The winner of the primary will move on to the May 19 general election to face Democrat David S. Gysberts, who is the lone Democrat running for mayor in the primary.

Bruchey was mayor from 1997 to 2001, but lost a re-election bid to William M. Breichner. He ran again in 2005, but was defeated by former Mayor Richard F. Trump.

The City Council appointed Bruchey mayor in 2006 after Trump resigned from office less than a year into his term.

Gysberts unsuccessfully sought a seat on the City Council in 2006 to fill the remainder of the term of former Councilman Kristin Aleshire, who resigned after he was elected to a seat on the Washington County Commissioners.


Aleshire's seat was awarded to Councilman Martin E. Brubaker.

Brubaker is running for re-election this year.

The next mayor will take office June 1. The annual salary for the post is $28,000.

Mayor candidates address

Potomac Street project

With the City of Hagerstown's primary election approaching, The Herald-Mail asked each of the four candidates for mayor to respond to four questions.

The candidates' answers to the fourth and final question can be found below. Responses to the previous questions were printed Feb. 9, 16 and 23.

This week's question: Do you believe the current administration has neglected other parts of the city by focusing too heavily on developing the first block of South Potomac Street?

What ran Sunday: Candidates for City Council responded to this week's question.

The Feb. 23 question: Would you support furloughing or laying off municipal employees to save the city money?

The Feb. 16 question: How would you try to bring jobs to the City of Hagerstown?

The Feb. 9 question: What is the biggest problem facing the City of Hagerstown and, if elected, what will you do to solve it?


Check out the candidates' answers to all four questions and view videos of those candidates who accepted an invitation to tell voters why they thought they are the best candidate for the job. Go to and click on Hagerstown City Election, which is a hot topic beneath the two blue bars at the top of the page.

Editor's note: The following is the fourth of four questions that candidates for mayor of Hagerstown were asked to answer, followed by their responses.

Candidates were asked to keep their responses to 150 words or less. Responses were edited for length and to fix typos or errors. Otherwise, they appear as they were received from the candidates.

Question: Do you believe that the current administration has neglected other parts of the city by focusing too heavily on developing the first block of South Potomac Street?


Robert E. Bruchey II, 50

Republican, Incumbent

905 Woodland Way

As mayor, I represent all of Hagerstown. While the downtown area might get a lot of press attention, it is simply one part of a much bigger city. Right now, the city is making major capital investments on Eastern Boulevard, Jonathan Street and the West End reservoir. We are actively working with residents across Hagerstown to make our neighborhoods safer and respond to needs that exist.
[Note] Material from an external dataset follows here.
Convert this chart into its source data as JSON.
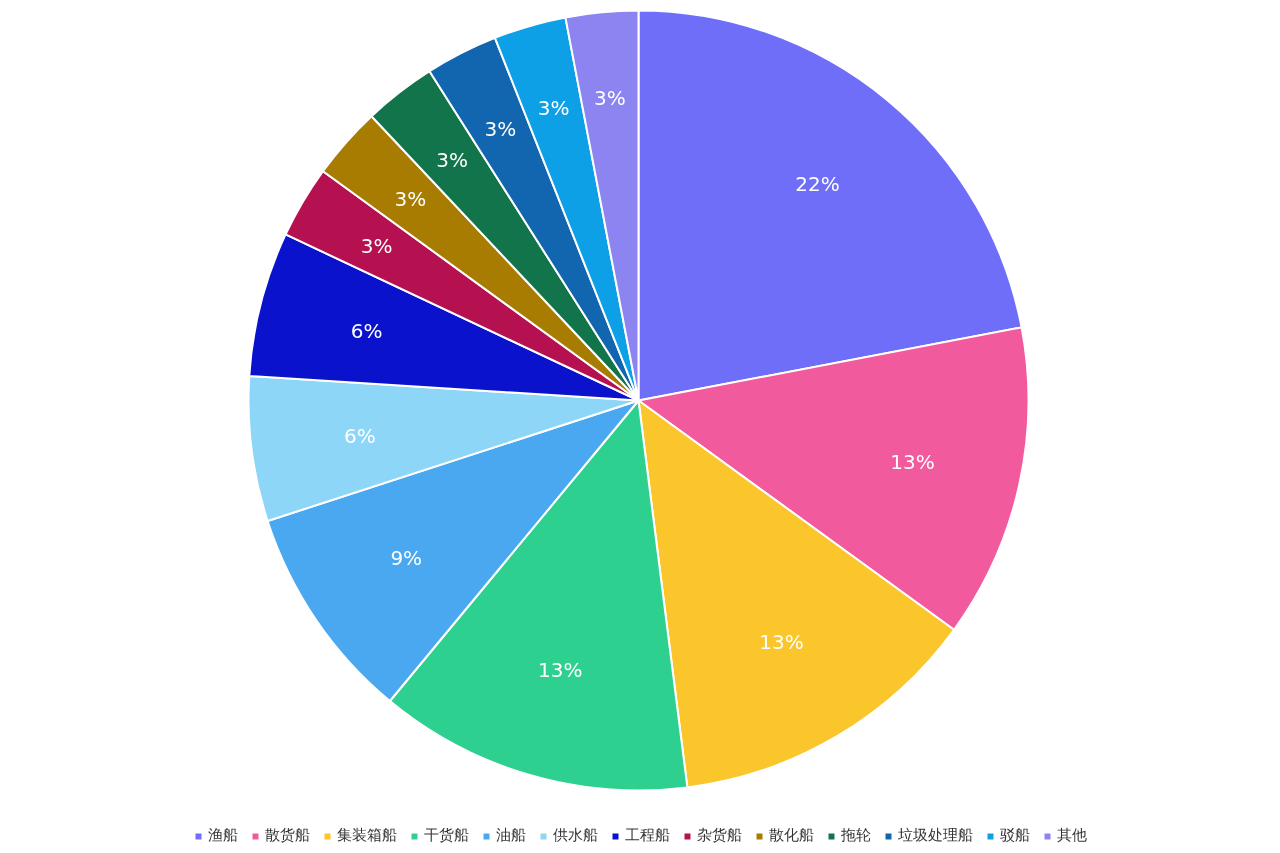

Our Neighborhoods 1st groups have helped to make improvements in their neighborhoods all across the city. The cost of improvements to the Arts and Entertainment District pale in comparison to these other projects mentioned. I have always maintained an open-door policy to constituents and organizations so they have a voice at City Hall for any concerns or suggestions.

Jonathan R. Burrs, 38


950 Lanvale St.

Development in the first block of South Potomac Street is a good beginning to the downtown revitalization; whether too much focus has been given to these efforts is a matter of opinion. I do believe other parts of the city have been neglected and I don't believe enough attention has been given to the downtown area in general to ensure a small number of irresponsible city residents are prevented from trashing the city.

Shortly after Bulls and Bears opened, my wife and I took a walk through the downtown area and made several distressing observations: people throwing cigarette butts and other trash on sidewalks, in addition to some walking animals with no intentions on cleaning up after them. In my opinion, there needs to be an ordinance preventing people from walking their animals in the business district and heavy fines for those who trash the city.